初回は、我が国の未来を支えるであろう先端テクノロジーやサイエンスのフロンティアを開拓する、イノベーティブな人材が、どうして日本から出てきにくい構造になっているか、を考えてみます。
これは昔からよく言う、大学教養課程におけるジンクスのようなものですが
高等学校で数学が得意だった人は 物理に向いており
高等学校で物理が得意だった人は 化学に向いており
高等学校で化学が得意だった人は 生物に向いている
なんて表現を取ることがあります。
「高校で生物が得意だった人はどうなるの?」とか 「数学に向いてる人はどうなの?」と突っ込みが入りそうですが、数学、特に新しい定理を自分で発見して開拓していくような人は個人の適性としか言いようがありません。
才能という言葉は思考停止的で使いたくありませんが、一般論で数学科向きというような話にはなりにくい。

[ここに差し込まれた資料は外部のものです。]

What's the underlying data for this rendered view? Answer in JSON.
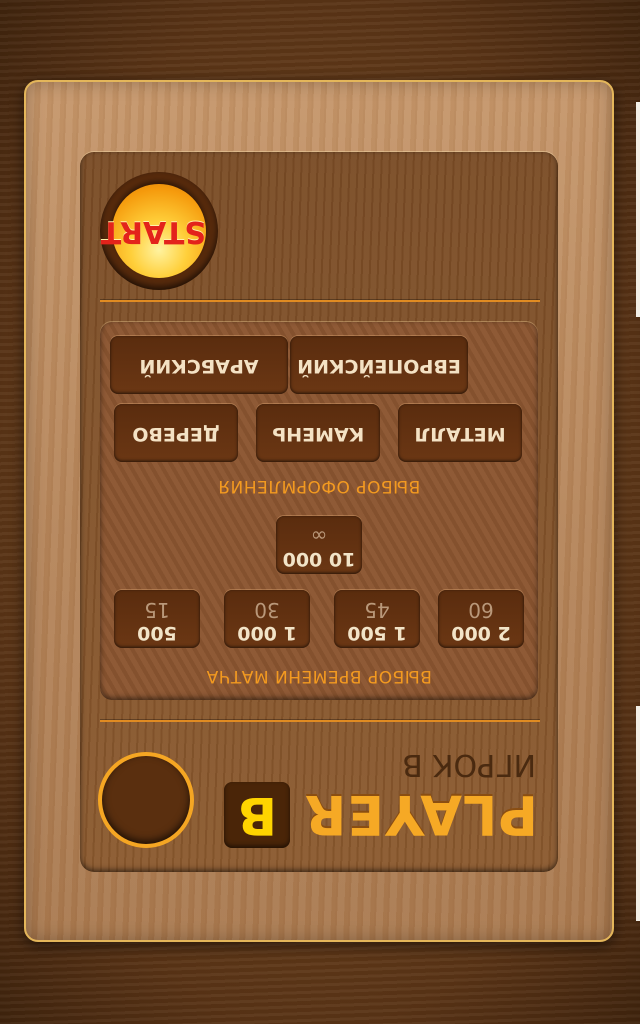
{
  "player": {
    "title": "PLAYER",
    "badge": "B",
    "subtitle": "ИГРОК B"
  },
  "time_section": {
    "title": "ВЫБОР ВРЕМЕНИ МАТЧА",
    "options": [
      {
        "label": "500",
        "sub": "15"
      },
      {
        "label": "1 000",
        "sub": "30"
      },
      {
        "label": "1 500",
        "sub": "45"
      },
      {
        "label": "2 000",
        "sub": "60"
      },
      {
        "label": "10 000",
        "sub": "∞"
      }
    ]
  },
  "style_section": {
    "title": "ВЫБОР ОФОРМЛЕНИЯ",
    "options": [
      "ДЕРЕВО",
      "КАМЕНЬ",
      "МЕТАЛЛ",
      "АРАБСКИЙ",
      "ЕВРОПЕЙСКИЙ"
    ]
  },
  "start_button": "START",
  "colors": {
    "accent": "#f6a925",
    "start_text": "#e3231b",
    "badge_text": "#ffd400"
  }
}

高校の生物は事項の羅列が多く、逆に論理的に演算可能な構造が少ないので、以下の議論になじまない、というのが、値引きなしに言う本当の背景と思います。
さて、どうしてそういうことになるか?
この背後には、日本の教育制度が抱える大きな特徴と限界が存在しており、いい加減な風聞でとどまるものではないと考えることができます。